Se o seu veículo foi clonado, veja quais ações tomar conforme orientações do Detran-SP. Importante reforçar que noticiar a falsa existência de veículo dublê é crime previsto no artigo 340 do Código Penal, com pena de detenção de um a seis meses ou multa.
- 1º passo: Ir à unidade de de trânsito em sua cidade onde o veículo está registrado com os documentos que indiquem a existência de um veículo dublê do original (uma multa, por exemplo) para abrir um Processo de Veículo Dublê. Em São Paulo, o atendimento é feito no Posto Poupatempo Lapa (Rua do Curtume, s/nº - esquina com Rua Guaicurus 906). Clique aqui para checar o endereço das demais unidades.
É importante também fazer boletim de ocorrência. Como muitos veículos irregulares são fruto de roubos e furtos, o B.O ajuda o Detran e a polícia a localizar os suspeitos a partir de cruzamento de dados. Além disso, o registro policial é importante para recorrer das infrações.
- 2º passo: Fazer a vistoria de identificação veicular.
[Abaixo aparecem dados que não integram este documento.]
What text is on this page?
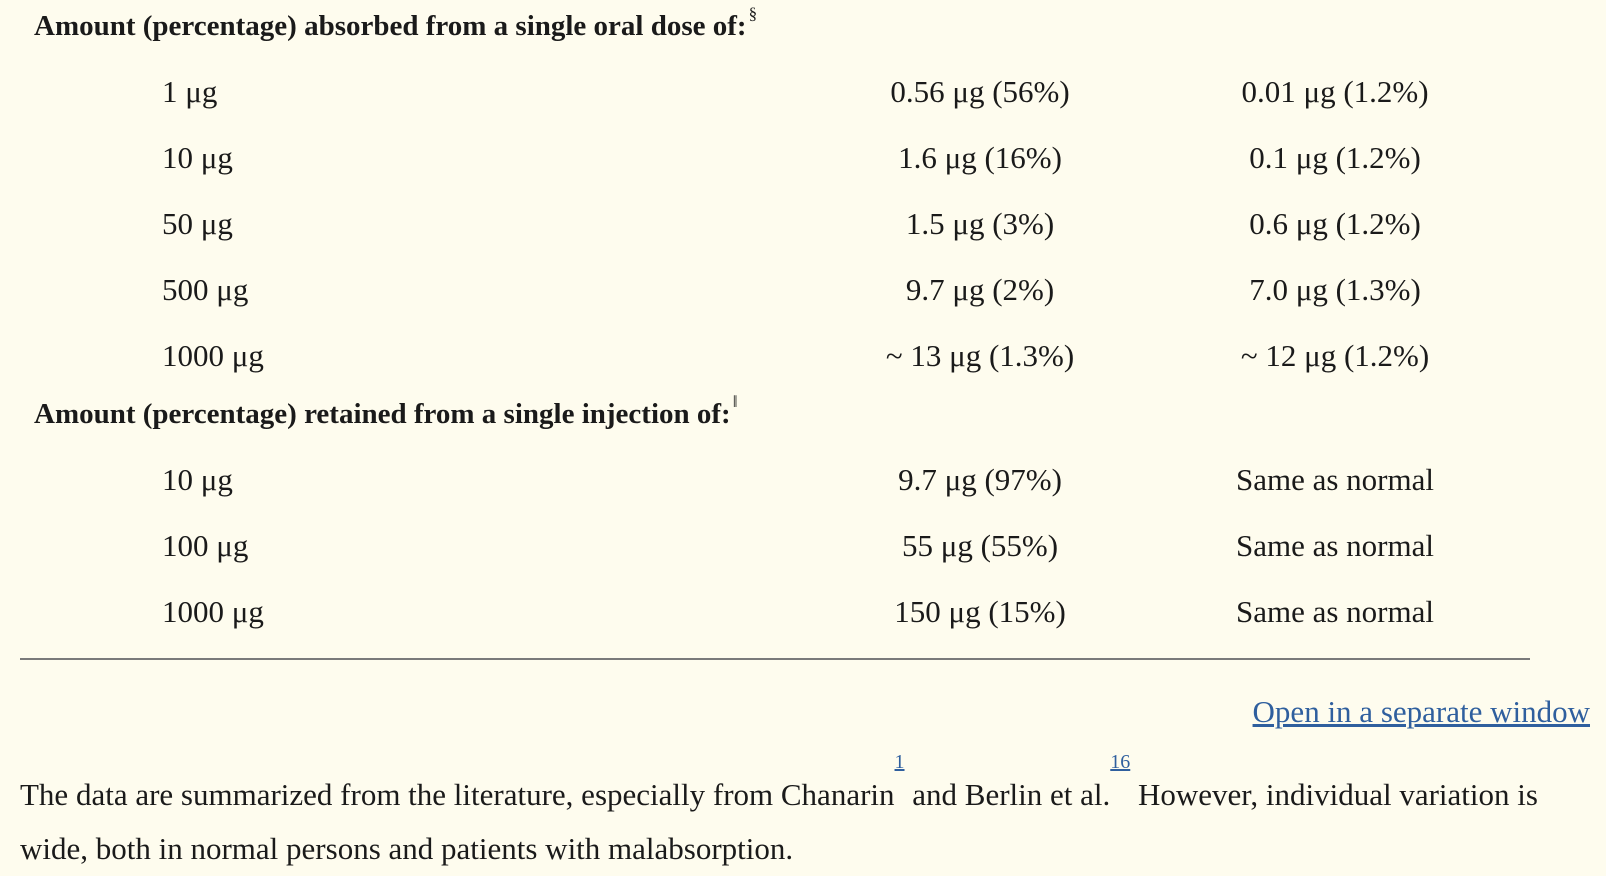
Amount (percentage) absorbed from a single oral dose of: §
1 μg	0.56 μg (56%)	0.01 μg (1.2%)
10 μg	1.6 μg (16%)	0.1 μg (1.2%)
50 μg	1.5 μg (3%)	0.6 μg (1.2%)
500 μg	9.7 μg (2%)	7.0 μg (1.3%)
1000 μg	~ 13 μg (1.3%)	~ 12 μg (1.2%)
Amount (percentage) retained from a single injection of: ‖
10 μg	9.7 μg (97%)	Same as normal
100 μg	55 μg (55%)	Same as normal
1000 μg	150 μg (15%)	Same as normal
Open in a separate window

The data are summarized from the literature, especially from Chanarin$^1$ and Berlin et al.$^{16}$ However, individual variation is wide, both in normal persons and patients with malabsorption.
Levar o veículo a uma Empresa Credenciada de Vistoria (ECV) - veja os endereços da ECV pelo Estado. Como o laudo emitido tem validade estadual, a vistoria pode ser feita de qualquer cidade de São Paulo. O laudo aprovado tem validade de 60 dias.
- 3º passo: Após abertura do procedimento, o interessado receberá um e-mail da equipe do Detran-SP para acompanhamento do processo.